Earth's temperature has not plunged at a record clip and nationwide record cold is not coming !
As for skiing in Vermont, we have certainly reason to be excited. A nice looking high latitude blocking structure is expected to emerge in the Bering Sea area and this will allow for cold weather to be on the playing field. Getting it in the right place at the right time will be the big challenge in a period which still should feature a few storms.

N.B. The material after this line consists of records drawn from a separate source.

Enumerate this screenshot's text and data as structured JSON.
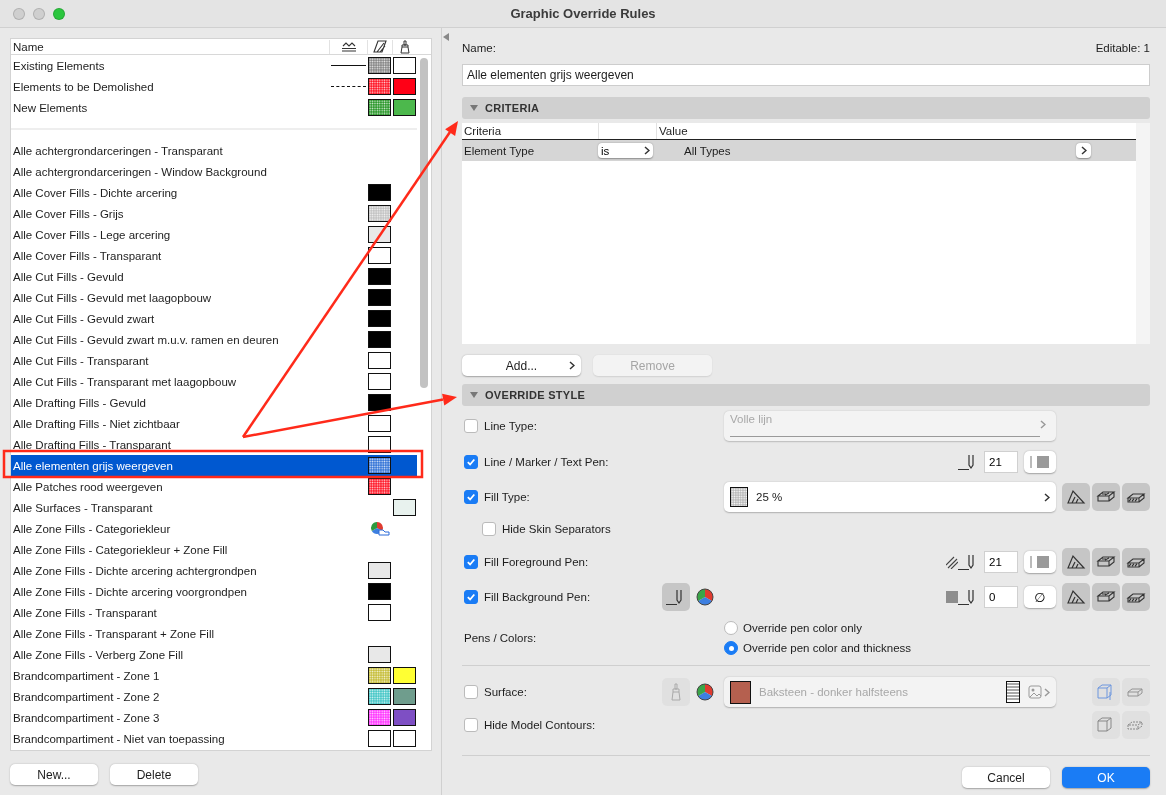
{
  "window": {
    "title": "Graphic Override Rules"
  },
  "rules_list": {
    "header": "Name",
    "groups": [
      {
        "items": [
          {
            "name": "Existing Elements",
            "line": {
              "dashed": false
            },
            "fill": {
              "kind": "dotted",
              "color": "#8a8a8a"
            },
            "surface": {
              "color": "#ffffff"
            },
            "selected": false
          },
          {
            "name": "Elements to be Demolished",
            "line": {
              "dashed": true
            },
            "fill": {
              "kind": "dotted",
              "color": "#ff1a2a"
            },
            "surface": {
              "color": "#ff0016"
            },
            "selected": false
          },
          {
            "name": "New Elements",
            "fill": {
              "kind": "dotted",
              "color": "#2f9a2f"
            },
            "surface": {
              "color": "#4cb84c"
            },
            "selected": false
          }
        ]
      },
      {
        "items": [
          {
            "name": "Alle achtergrondarceringen - Transparant",
            "selected": false
          },
          {
            "name": "Alle achtergrondarceringen - Window Background",
            "selected": false
          },
          {
            "name": "Alle Cover Fills - Dichte arcering",
            "fill": {
              "kind": "solid",
              "color": "#000000"
            },
            "selected": false
          },
          {
            "name": "Alle Cover Fills - Grijs",
            "fill": {
              "kind": "dotted",
              "color": "#c4c4c4"
            },
            "selected": false
          },
          {
            "name": "Alle Cover Fills - Lege arcering",
            "fill": {
              "kind": "solid",
              "color": "#e8e8e8"
            },
            "selected": false
          },
          {
            "name": "Alle Cover Fills - Transparant",
            "fill": {
              "kind": "solid",
              "color": "#ffffff"
            },
            "selected": false
          },
          {
            "name": "Alle Cut Fills - Gevuld",
            "fill": {
              "kind": "solid",
              "color": "#000000"
            },
            "selected": false
          },
          {
            "name": "Alle Cut Fills - Gevuld met laagopbouw",
            "fill": {
              "kind": "solid",
              "color": "#000000"
            },
            "selected": false
          },
          {
            "name": "Alle Cut Fills - Gevuld zwart",
            "fill": {
              "kind": "solid",
              "color": "#000000"
            },
            "selected": false
          },
          {
            "name": "Alle Cut Fills - Gevuld zwart m.u.v. ramen en deuren",
            "fill": {
              "kind": "solid",
              "color": "#000000"
            },
            "selected": false
          },
          {
            "name": "Alle Cut Fills - Transparant",
            "fill": {
              "kind": "solid",
              "color": "#ffffff"
            },
            "selected": false
          },
          {
            "name": "Alle Cut Fills - Transparant met laagopbouw",
            "fill": {
              "kind": "solid",
              "color": "#ffffff"
            },
            "selected": false
          },
          {
            "name": "Alle Drafting Fills - Gevuld",
            "fill": {
              "kind": "solid",
              "color": "#000000"
            },
            "selected": false
          },
          {
            "name": "Alle Drafting Fills - Niet zichtbaar",
            "fill": {
              "kind": "solid",
              "color": "#ffffff"
            },
            "selected": false
          },
          {
            "name": "Alle Drafting Fills - Transparant",
            "fill": {
              "kind": "solid",
              "color": "#ffffff"
            },
            "selected": false
          },
          {
            "name": "Alle elementen grijs weergeven",
            "fill": {
              "kind": "dotted",
              "color": "#3a78d8"
            },
            "selected": true
          },
          {
            "name": "Alle Patches rood weergeven",
            "fill": {
              "kind": "dotted",
              "color": "#ff2030"
            },
            "selected": false
          },
          {
            "name": "Alle Surfaces - Transparant",
            "surface": {
              "color": "#e8f2ee"
            },
            "selected": false
          },
          {
            "name": "Alle Zone Fills - Categoriekleur",
            "fill": {
              "kind": "category"
            },
            "selected": false
          },
          {
            "name": "Alle Zone Fills - Categoriekleur + Zone Fill",
            "selected": false
          },
          {
            "name": "Alle Zone Fills - Dichte arcering achtergrondpen",
            "fill": {
              "kind": "solid",
              "color": "#e8e8e8"
            },
            "selected": false
          },
          {
            "name": "Alle Zone Fills - Dichte arcering voorgrondpen",
            "fill": {
              "kind": "solid",
              "color": "#000000"
            },
            "selected": false
          },
          {
            "name": "Alle Zone Fills - Transparant",
            "fill": {
              "kind": "solid",
              "color": "#ffffff"
            },
            "selected": false
          },
          {
            "name": "Alle Zone Fills - Transparant + Zone Fill",
            "selected": false
          },
          {
            "name": "Alle Zone Fills - Verberg Zone Fill",
            "fill": {
              "kind": "solid",
              "color": "#e8e8e8"
            },
            "selected": false
          },
          {
            "name": "Brandcompartiment -  Zone 1",
            "fill": {
              "kind": "dotted",
              "color": "#c8c040"
            },
            "surface": {
              "color": "#ffff33"
            },
            "selected": false
          },
          {
            "name": "Brandcompartiment -  Zone 2",
            "fill": {
              "kind": "dotted",
              "color": "#4ac8c8"
            },
            "surface": {
              "color": "#6f9d8d"
            },
            "selected": false
          },
          {
            "name": "Brandcompartiment -  Zone 3",
            "fill": {
              "kind": "dotted",
              "color": "#ff3cff"
            },
            "surface": {
              "color": "#7e4fc4"
            },
            "selected": false
          },
          {
            "name": "Brandcompartiment - Niet van toepassing",
            "fill": {
              "kind": "solid",
              "color": "#ffffff"
            },
            "surface": {
              "color": "#ffffff"
            },
            "selected": false
          }
        ]
      }
    ]
  },
  "list_buttons": [
    "New...",
    "Delete"
  ],
  "editor": {
    "name_label": "Name:",
    "editable": "Editable: 1",
    "name_value": "Alle elementen grijs weergeven",
    "criteria": {
      "title": "CRITERIA",
      "expanded": true,
      "columns": [
        "Criteria",
        "Value"
      ],
      "rows": [
        {
          "criterion": "Element Type",
          "operator": "is",
          "value": "All Types",
          "selected": true
        }
      ],
      "buttons": [
        {
          "label": "Add...",
          "disabled": false,
          "menu": true
        },
        {
          "label": "Remove",
          "disabled": true,
          "menu": false
        }
      ]
    },
    "override_style": {
      "title": "OVERRIDE STYLE",
      "expanded": true,
      "rows": [
        {
          "kind": "line_type",
          "label": "Line Type:",
          "checked": false,
          "value": "Volle lijn",
          "disabled": true
        },
        {
          "kind": "pen",
          "label": "Line / Marker / Text Pen:",
          "checked": true,
          "pen": "21",
          "hatched": false,
          "scope": false
        },
        {
          "kind": "fill_type",
          "label": "Fill Type:",
          "checked": true,
          "value": "25 %"
        },
        {
          "kind": "suboption",
          "label": "Hide Skin Separators",
          "checked": false
        },
        {
          "kind": "pen",
          "label": "Fill Foreground Pen:",
          "checked": true,
          "pen": "21",
          "hatched": true,
          "scope": true
        },
        {
          "kind": "bg_pen",
          "label": "Fill Background Pen:",
          "checked": true,
          "pen": "0",
          "clear": "∅"
        },
        {
          "kind": "radios",
          "label": "Pens / Colors:",
          "options": [
            {
              "label": "Override pen color only",
              "selected": false
            },
            {
              "label": "Override pen color and thickness",
              "selected": true
            }
          ]
        }
      ]
    },
    "model_rows": [
      {
        "kind": "surface",
        "label": "Surface:",
        "checked": false,
        "value": "Baksteen - donker halfsteens",
        "color": "#b5604f",
        "disabled": true
      },
      {
        "kind": "contours",
        "label": "Hide Model Contours:",
        "checked": false
      }
    ],
    "footer_buttons": [
      {
        "label": "Cancel",
        "default": false
      },
      {
        "label": "OK",
        "default": true
      }
    ]
  }
}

The specifics of the forecast picture continue to evolve, as they always do. After some terrain induced snowfall Friday, Friday night and Saturday which could amount to a few sloppy inches, Sunday will be tranquil and a bit on the mild side. The storm early next week has minimal cold air to work with but the system out of the Gulf is now expected to take much of its energy off the Atlantic coast by later Tuesday and this spares us the onslaught of mild air which was a risk a few days ago. On Monday, temperatures should remain mostly below the freezing mark and a blanket of clouds on Tuesday ensures that will continue. Precipitation will be minimal when it does arrive but it should be in the frozen form either in the form of snow or at worst a sleet and freezing rain mixture. In the end it won't be a particularly noteworthy event.
The pattern is expected to amplify in a big way across the eastern Rocky Mountains as the week progresses. This is in response to the aforementioned blocking that we expect to be a player as we advance toward the middle of the month. The nature of this amplification is important and models are diverging in their handling of events as it relates to this. The American model allows the cold to envelop the country at an extremely quick pace, flooding the eastern half of the nation with "below normal" though not extreme temperatures by later in the week. The European holds everything back and allows weather system to form in the Gulf and advance toward the eastern Great Lakes Thursday. The result would be a slower advance of cold weather and a possible rain event before in the Thursday/Friday time frame. I am not sure if the European has the specifics entirely right but I think the slower progression of cold is the correct idea later in the week.
Either way, I expect us to get blasted with "garden variety" cold by later Friday (that's my scare headline) and this will be accompanied by terrain enhanced snowfall through Saturday. The 10 days to follow should be very interesting to watch. Cold weather should be available for use but I don't expect it to dominate the entire eastern United States. Instead, we should see 1-2 significant weather systems impact New England and the ingredients will be available for a big snow. Given that there will be some mild air that could make a few northward pushes as well, interior New England could be one of the better places to be for snow along the east coast. It also means that ice and rain are not out of the possibility spectrum either.